The list of images and the corresponding steering angles are loaded into the memory before training starts. The generator maintains an index array to this list. The index array is first shuffled, and again when the whole image list has been processed. In the generator loop, preprocessed images are retrieved and placed into the batch array. When a whole batch is generated, it is given to the model.

5. Training

After numerous trials and errors, the following training method was used:

  1. First train the model using (almost) all center images (1 epoch only).
  2. Test the model how good it performs on a simulator. The model is saved after each epoch.
  3. Do some thinking, adjust parameters (mainly image preprocessing, image sampling), and iterate 1. and 2.
  4. After a well performing model has been found (it is the car can drive up to the bridge or over it), start training recovery (back to the center lane) behaviour. Use side camera images for that. Training is done by fine-tuning the model from step 1-3.
  5. Stop when the car passes both tracks (without too much swinging from side to side)

Steps 4 and 5 should add the ‘return to center’ behaviour to the model with the help of left and right cameras. In this phase I had to adjust two things. First, the steering angle adjustment of the camera image, and secondly the amount of batches/epochs to add to original model.

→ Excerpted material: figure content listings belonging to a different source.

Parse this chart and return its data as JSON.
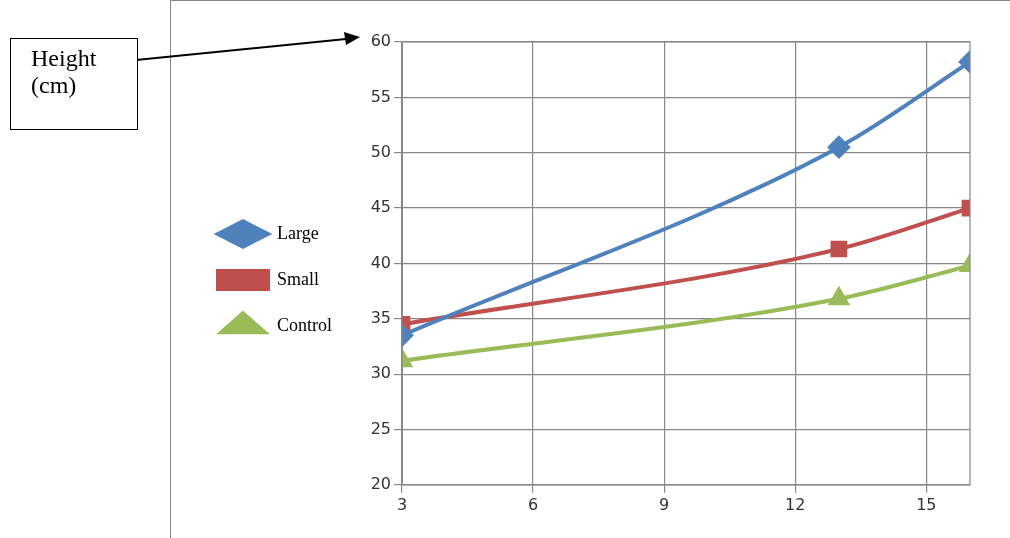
{
  "chart_data": {
    "type": "line",
    "annotations": [
      "Height\n(cm)"
    ],
    "x": [
      3,
      13,
      16
    ],
    "series": [
      {
        "name": "Large",
        "color": "#4f81bd",
        "marker": "diamond",
        "values": [
          33.5,
          50.5,
          58.2
        ]
      },
      {
        "name": "Small",
        "color": "#c0504d",
        "marker": "square",
        "values": [
          34.5,
          41.3,
          45.0
        ]
      },
      {
        "name": "Control",
        "color": "#9bbb59",
        "marker": "triangle",
        "values": [
          31.2,
          36.8,
          39.8
        ]
      }
    ],
    "xlim": [
      3,
      16
    ],
    "xticks": [
      3,
      6,
      9,
      12,
      15
    ],
    "ylim": [
      20,
      60
    ],
    "yticks": [
      20,
      25,
      30,
      35,
      40,
      45,
      50,
      55,
      60
    ],
    "grid": true,
    "legend": "left",
    "line_style": "solid"
  }
}
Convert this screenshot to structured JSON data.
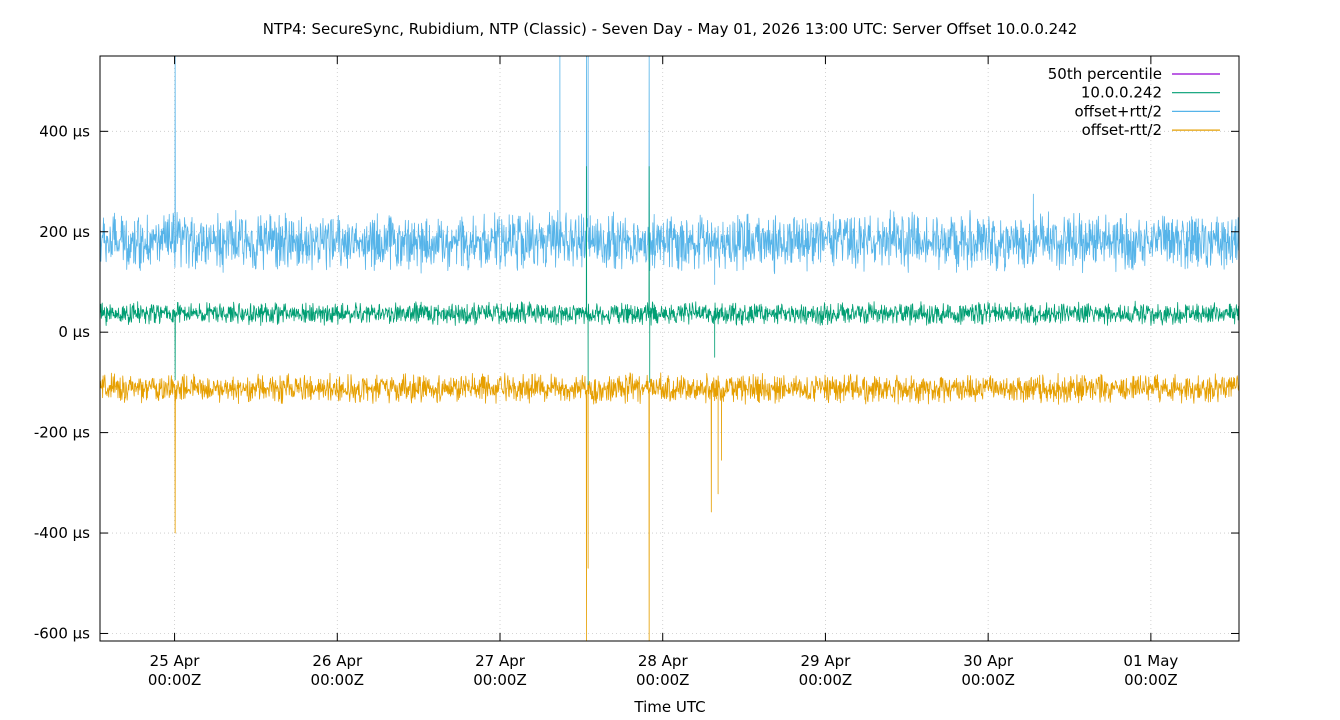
{
  "chart_data": {
    "type": "line",
    "title": "NTP4: SecureSync, Rubidium, NTP (Classic) - Seven Day - May 01, 2026 13:00 UTC: Server Offset 10.0.0.242",
    "xlabel": "Time UTC",
    "ylabel": "",
    "ylim": [
      -615,
      550
    ],
    "xlim": [
      "2026-04-24T13:00Z",
      "2026-05-01T13:00Z"
    ],
    "grid": true,
    "legend_position": "top-right",
    "y_ticks": [
      {
        "value": 400,
        "label": "400 µs"
      },
      {
        "value": 200,
        "label": "200 µs"
      },
      {
        "value": 0,
        "label": "0 µs"
      },
      {
        "value": -200,
        "label": "-200 µs"
      },
      {
        "value": -400,
        "label": "-400 µs"
      },
      {
        "value": -600,
        "label": "-600 µs"
      }
    ],
    "x_ticks": [
      {
        "value": "2026-04-25T00:00Z",
        "label": [
          "25 Apr",
          "00:00Z"
        ]
      },
      {
        "value": "2026-04-26T00:00Z",
        "label": [
          "26 Apr",
          "00:00Z"
        ]
      },
      {
        "value": "2026-04-27T00:00Z",
        "label": [
          "27 Apr",
          "00:00Z"
        ]
      },
      {
        "value": "2026-04-28T00:00Z",
        "label": [
          "28 Apr",
          "00:00Z"
        ]
      },
      {
        "value": "2026-04-29T00:00Z",
        "label": [
          "29 Apr",
          "00:00Z"
        ]
      },
      {
        "value": "2026-04-30T00:00Z",
        "label": [
          "30 Apr",
          "00:00Z"
        ]
      },
      {
        "value": "2026-05-01T00:00Z",
        "label": [
          "01 May",
          "00:00Z"
        ]
      }
    ],
    "series": [
      {
        "name": "50th percentile",
        "color": "#9400d3",
        "value": 37
      },
      {
        "name": "10.0.0.242",
        "color": "#009e73",
        "baseline": 37,
        "noise_range": [
          -25,
          25
        ],
        "spikes": [
          {
            "t": "2026-04-25T00:05Z",
            "v": -95
          },
          {
            "t": "2026-04-27T12:45Z",
            "v": 330
          },
          {
            "t": "2026-04-27T13:00Z",
            "v": -105
          },
          {
            "t": "2026-04-27T22:00Z",
            "v": 330
          },
          {
            "t": "2026-04-27T22:05Z",
            "v": -100
          },
          {
            "t": "2026-04-28T07:40Z",
            "v": -50
          }
        ]
      },
      {
        "name": "offset+rtt/2",
        "color": "#56b4e9",
        "baseline": 180,
        "noise_range": [
          -65,
          65
        ],
        "spikes": [
          {
            "t": "2026-04-25T00:05Z",
            "v": 550
          },
          {
            "t": "2026-04-27T08:50Z",
            "v": 550
          },
          {
            "t": "2026-04-27T12:45Z",
            "v": 550
          },
          {
            "t": "2026-04-27T13:00Z",
            "v": 550
          },
          {
            "t": "2026-04-27T22:00Z",
            "v": 550
          },
          {
            "t": "2026-04-28T07:40Z",
            "v": 95
          },
          {
            "t": "2026-04-30T06:40Z",
            "v": 275
          }
        ]
      },
      {
        "name": "offset-rtt/2",
        "color": "#e69f00",
        "baseline": -115,
        "noise_range": [
          -30,
          35
        ],
        "spikes": [
          {
            "t": "2026-04-25T00:05Z",
            "v": -400
          },
          {
            "t": "2026-04-27T12:45Z",
            "v": -615
          },
          {
            "t": "2026-04-27T13:00Z",
            "v": -470
          },
          {
            "t": "2026-04-27T22:00Z",
            "v": -615
          },
          {
            "t": "2026-04-28T07:10Z",
            "v": -358
          },
          {
            "t": "2026-04-28T08:10Z",
            "v": -322
          },
          {
            "t": "2026-04-28T08:40Z",
            "v": -255
          }
        ]
      }
    ]
  }
}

It was quite easy to add the recovery feature by adding big enough shift to the angle (to the opposite direction). However this easily made the car squirm around on the straight road. Remedy to this was to proportionally adjust the angle depending on the original steering angle. The bigger the angle the larger the adjustment. And other way round, on the straight section, there should be very little adjustment.

camera_corr = abs(angle) * np.random.uniform(2.0,4.0)
# left camera: pos==0, right camera: pos==2
 angle = angle +  (pos * -camera_corr + camera_corr)

The other question was, how to train for the recovery. Surprisingly only one epoch and 1/4 of the training data was needed.

  • this is 1/8 of left camera and 1/8 of right camera images. It is randomly selected in the generator which on of the side cameras to use.

6. Validating and Testing

Initially, I used validation data set for tracking how well augmented data matched to original data set, and to find out which is the best training epoch. When image size was 90x270, randomly shifted crops were selected to validation data set.

After moving to 90x320 images, no shifted images were used. Also, at this point was quite clear, that only one epoch of all images is enough to produce the basic weight set, so no validation was needed.

The model was validated on the training track. And also tested on the testing track. Because the car could drive autonomously both tracks, the model was assumed good enough.

7. Code and Files

  • nvidia_keras.ipynb: Jupiter Notebook that contain all kind of experiments, but also the code that was used to produce the model.
  • model.py: the code that produced the model. NOTE: This code has not been run ever from this file! The content is extract from nvidia_keras.ipynb only to clarify which part of the notebook code contributes to the model.
  • drive.py: Data producer for the simulator, originally from Udacity. I added some image preprocessing and naive dynamic throttling, which tries to keep steady 20 mph speed (without too much luck - more serious effort is needed here)
  • model.json: loadable Keras model
  • model.h5: weights for the model

8. Improvements

  • Although being much better than early versions, the car still don't track very well on straight sections.
  • Throttling good be better controlled
  • Data augmenting could be useful for more generalized use cases (more different tracks)
  • If programmatic validation is needed, the augmentation is easily added to the generator.

9. Conclusion

The project required a lot of work, and moments of despair could not have been avoided. On the other hand, it also taught many things. I have enjoyed the numerous blog posts of the fellow students and all slack conversations. It is wonderful how the same goal can be achieved in so many ways. The importance of good quality data, and reuse of existing neural network architectures are two big things to take home.